In Zaire's Shaba Province, the effects of the Katanganese rebel invasion more than a month ago are still in evidence.
GV: armoured vehicles passing sentry.
GV: armoured vehicles passing through village. (3 shots)
GV: troops manning road checkpoint.
SV: troops checking bus passengers' papers (2 shots)
SV: troops questioning passengers of cars stopped at checkpoint. (2 shots)
TRAVELLING SHOT jeeps on patrol through bus
SV: soldier PAN TO patrolling soldiers talking to him.
GV: railway line PAN TO soldiers in jeep by roadside.
GV: troops relaxing in restaurant at the Copper mining Society "Gecamines". (4 shots)
GV: armoured patrol on road PAN TO mine
Script is copyright Reuters Limited. All rights reserved
Background: In Zaire's Shaba Province, the effects of the Katanganese rebel invasion more than a month ago are still in evidence. Since the withdrawal of French and Belgian troops, the Inter-African Peace-keeping force along with the Zairean army have been patrolling the area, where more than one hundred and fifty Europeans were massacred in mix-May.
SYNOPSIS: A major part of the Inter-African force is made up of Moroccans who are concentrated in camps around Lubumbashi.
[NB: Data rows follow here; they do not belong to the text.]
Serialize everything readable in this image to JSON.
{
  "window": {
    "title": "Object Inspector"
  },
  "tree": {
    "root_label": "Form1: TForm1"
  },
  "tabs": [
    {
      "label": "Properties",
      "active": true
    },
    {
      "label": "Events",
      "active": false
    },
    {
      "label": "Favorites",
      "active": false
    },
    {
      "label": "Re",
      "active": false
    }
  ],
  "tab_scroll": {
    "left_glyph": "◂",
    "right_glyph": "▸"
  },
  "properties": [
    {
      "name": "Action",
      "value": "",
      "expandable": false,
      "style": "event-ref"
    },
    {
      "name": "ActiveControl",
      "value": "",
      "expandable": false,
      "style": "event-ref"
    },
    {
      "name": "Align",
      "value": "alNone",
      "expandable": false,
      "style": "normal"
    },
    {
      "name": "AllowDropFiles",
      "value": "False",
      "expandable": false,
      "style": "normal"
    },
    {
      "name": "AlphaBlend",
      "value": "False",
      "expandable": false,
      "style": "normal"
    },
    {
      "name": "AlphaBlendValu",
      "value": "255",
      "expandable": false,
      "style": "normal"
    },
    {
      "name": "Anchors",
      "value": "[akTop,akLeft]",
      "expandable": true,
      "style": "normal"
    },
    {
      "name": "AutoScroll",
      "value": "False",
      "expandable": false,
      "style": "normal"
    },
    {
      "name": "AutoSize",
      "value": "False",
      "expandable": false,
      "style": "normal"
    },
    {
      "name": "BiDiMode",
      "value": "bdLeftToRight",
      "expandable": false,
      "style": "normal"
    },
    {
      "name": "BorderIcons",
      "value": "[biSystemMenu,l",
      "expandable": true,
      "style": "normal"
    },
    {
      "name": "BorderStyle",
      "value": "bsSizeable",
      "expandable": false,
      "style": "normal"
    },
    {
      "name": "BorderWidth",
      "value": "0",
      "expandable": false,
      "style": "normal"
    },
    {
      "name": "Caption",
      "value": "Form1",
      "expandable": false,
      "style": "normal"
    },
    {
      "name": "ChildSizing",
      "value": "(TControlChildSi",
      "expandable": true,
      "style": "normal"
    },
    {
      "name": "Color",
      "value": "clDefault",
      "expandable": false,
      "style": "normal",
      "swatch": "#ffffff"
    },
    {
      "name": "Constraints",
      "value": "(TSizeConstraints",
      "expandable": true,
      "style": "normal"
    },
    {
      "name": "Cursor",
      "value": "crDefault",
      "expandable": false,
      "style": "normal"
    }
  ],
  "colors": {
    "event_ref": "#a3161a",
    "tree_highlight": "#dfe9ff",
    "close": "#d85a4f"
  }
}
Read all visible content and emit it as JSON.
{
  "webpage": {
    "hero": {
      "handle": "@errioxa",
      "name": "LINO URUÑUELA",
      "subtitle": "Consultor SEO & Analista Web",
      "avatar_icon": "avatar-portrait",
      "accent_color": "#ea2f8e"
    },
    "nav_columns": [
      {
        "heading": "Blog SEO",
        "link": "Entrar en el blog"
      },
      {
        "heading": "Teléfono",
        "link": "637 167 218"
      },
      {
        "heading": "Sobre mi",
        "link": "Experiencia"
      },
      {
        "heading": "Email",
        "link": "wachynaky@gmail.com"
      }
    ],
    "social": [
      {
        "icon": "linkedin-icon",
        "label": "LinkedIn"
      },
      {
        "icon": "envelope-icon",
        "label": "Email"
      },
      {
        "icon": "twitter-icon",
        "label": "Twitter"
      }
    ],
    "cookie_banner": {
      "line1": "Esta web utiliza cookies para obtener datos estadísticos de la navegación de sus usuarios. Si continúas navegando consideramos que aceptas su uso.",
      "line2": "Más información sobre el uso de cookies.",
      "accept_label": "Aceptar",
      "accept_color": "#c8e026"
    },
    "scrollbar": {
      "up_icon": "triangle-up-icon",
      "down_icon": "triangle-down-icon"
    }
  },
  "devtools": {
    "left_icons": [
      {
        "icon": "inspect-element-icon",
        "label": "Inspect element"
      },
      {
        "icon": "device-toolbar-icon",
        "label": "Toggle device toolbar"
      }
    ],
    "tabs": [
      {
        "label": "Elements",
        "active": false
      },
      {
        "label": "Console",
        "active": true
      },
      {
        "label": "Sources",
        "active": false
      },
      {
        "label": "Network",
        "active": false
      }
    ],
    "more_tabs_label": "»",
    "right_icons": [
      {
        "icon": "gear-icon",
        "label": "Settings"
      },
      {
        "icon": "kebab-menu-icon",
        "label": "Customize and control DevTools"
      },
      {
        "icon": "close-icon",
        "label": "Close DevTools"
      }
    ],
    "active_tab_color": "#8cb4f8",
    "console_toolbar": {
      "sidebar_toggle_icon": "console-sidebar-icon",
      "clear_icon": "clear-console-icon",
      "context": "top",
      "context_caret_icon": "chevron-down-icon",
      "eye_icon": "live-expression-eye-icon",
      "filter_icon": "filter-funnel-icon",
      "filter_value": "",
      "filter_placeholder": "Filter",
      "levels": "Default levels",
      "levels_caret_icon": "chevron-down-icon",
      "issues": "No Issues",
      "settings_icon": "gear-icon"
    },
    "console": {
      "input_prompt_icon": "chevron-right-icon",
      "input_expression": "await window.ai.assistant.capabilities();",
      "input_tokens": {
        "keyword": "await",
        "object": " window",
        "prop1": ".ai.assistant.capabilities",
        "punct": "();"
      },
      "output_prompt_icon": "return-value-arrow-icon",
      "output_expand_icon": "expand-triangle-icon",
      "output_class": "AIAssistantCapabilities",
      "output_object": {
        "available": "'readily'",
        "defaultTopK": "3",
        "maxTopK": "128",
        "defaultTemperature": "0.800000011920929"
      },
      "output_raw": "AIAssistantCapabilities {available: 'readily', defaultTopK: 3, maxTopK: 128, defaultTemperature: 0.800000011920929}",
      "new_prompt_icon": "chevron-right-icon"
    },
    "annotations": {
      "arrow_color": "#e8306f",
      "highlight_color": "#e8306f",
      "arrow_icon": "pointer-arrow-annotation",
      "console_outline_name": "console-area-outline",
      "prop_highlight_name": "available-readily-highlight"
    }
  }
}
Reports say their task is to police Shaba Province, and to inject discipline into the poorly paid Zairean army. This is the second time in 15 months that the Moroccans have been called into Zaire to police areas that have been attacked by anti-government rebels. The Moroccan Unit regularly patrols from Lubumbashi to Kolwezi, along the border that is shared with Zambia.
Zairean troops regularly stop traffic and check identity cards at various points throughout Shaba province. President Mobutu Sese Seko recently acknowledged that Zairean armed forces had been extorting money from civilians and urged victims to complain to authorities. And the President also announced that peace had returned to the Shaba province and offered na sweeping amnesty to exiled political foes and refugees who had fled the country.
Zairean and pan-African forces are still patrolling the remote bush areas, near the borders, looking for anti-government rebels who might have crossed into Zaire. It was reported in mid-June that up to 1,000 rebels were massing on the Angolan border shared with the Shaba province, in a settlement called Luashi. However an attack never materialized. Informed sources say that it is a difficult task to identify rebels because, by throwing away their weapons and uniforms they can easily return and mix in Zairean society.
At the main Gecamines mines centre in Kolwezi, expected production was down by four-fifths after the invasion and very little ore-extraction at the town's three open cast pits is taking place. Hundreds of European technicians have left, but production has resumed though the pre-invasion production targets are not expected to be met. Zaire's foreign debt is four billion dollars and the export of copper is relied upon to bring in 65 to 70 per cent of their one billion dollar export income.